On December 23, 1971, President Nixon signed into law the United States' National Cancer Act, the so‐called “War on Cancer”. Between 1971 and 2019, a period of nearly 50 years, death rates from all cancers declined by 27% [62]. Moreover, progress has been uneven demographically and across cancer types. Although a huge amount has been learned and there have been profound therapeutic advances, as illustrated by much improved treatments for chronic myeloid leukemia, melanoma and advances in immunotherapy, the overall impact on death rates cannot be seen as an unqualified success story.
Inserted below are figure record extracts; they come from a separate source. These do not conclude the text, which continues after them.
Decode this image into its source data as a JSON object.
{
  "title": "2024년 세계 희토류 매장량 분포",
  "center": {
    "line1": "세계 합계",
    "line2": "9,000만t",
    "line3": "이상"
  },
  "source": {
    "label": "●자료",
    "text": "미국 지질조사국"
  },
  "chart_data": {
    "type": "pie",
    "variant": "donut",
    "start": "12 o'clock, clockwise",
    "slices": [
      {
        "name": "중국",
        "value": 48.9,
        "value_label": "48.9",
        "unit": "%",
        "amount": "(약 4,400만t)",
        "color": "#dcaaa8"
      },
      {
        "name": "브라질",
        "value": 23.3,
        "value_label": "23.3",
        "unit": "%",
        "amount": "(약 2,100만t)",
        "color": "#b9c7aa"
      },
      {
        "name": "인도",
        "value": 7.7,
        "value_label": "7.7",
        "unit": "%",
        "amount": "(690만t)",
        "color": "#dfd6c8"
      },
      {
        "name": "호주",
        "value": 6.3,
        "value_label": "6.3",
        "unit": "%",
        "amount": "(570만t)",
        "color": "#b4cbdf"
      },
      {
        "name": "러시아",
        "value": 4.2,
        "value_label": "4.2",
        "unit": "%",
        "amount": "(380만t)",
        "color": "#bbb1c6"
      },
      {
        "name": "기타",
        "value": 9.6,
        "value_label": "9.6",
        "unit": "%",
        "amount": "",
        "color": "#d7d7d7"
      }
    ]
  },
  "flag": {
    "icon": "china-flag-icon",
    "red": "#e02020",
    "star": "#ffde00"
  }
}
For virtually all cancers, the chances of survival increase with earlier detection. For some cancers, such as pancreatic cancer, the low survival rates can be largely attributed to challenges of early detection. Since most adult human cancers are diseases of aging, we can reason that understanding the role of aging in initiation and development of cancer is a key to risk assessment and early detection. Unfortunately, the role of aging in cancer has not been a central pillar of research in the War on Cancer over the last 50 years. The articles in this volume illustrate the diversity of mechanisms by which aging contributes to cancer, and provide glimpses of how an understanding of aging and cancer can potentially transform risk assessment, early detection, and even prevention.

4. Conclusions

In a small collection of this size, it is not possible to cover all topics, and there are some notable omissions. Stem cells occupy a special place in thinking about aging as cancer, as relevant targets for both tissue exhaustion in aging and dysregulated cell renewal in cancer [63]. Age‐associated epigenetic changes are well characterized in many cells and tissues and are also thought to promote cancer [64, 65, 66, 67]. Even with these gaps in the story, this series of articles hopefully conveys the complexity of mechanisms underlying aging and cancer and helps to further invigorate research in this fascinating and important topic.

Conflict of interest

The authors declare no conflict of interest.

Author contributions

All authors contributed equally to this article.

Acknowledgments

The authors thank all members of the Adams lab for critical discussions. Research in the lab of PDA on the role of aging in cancer is generously funded by NIA.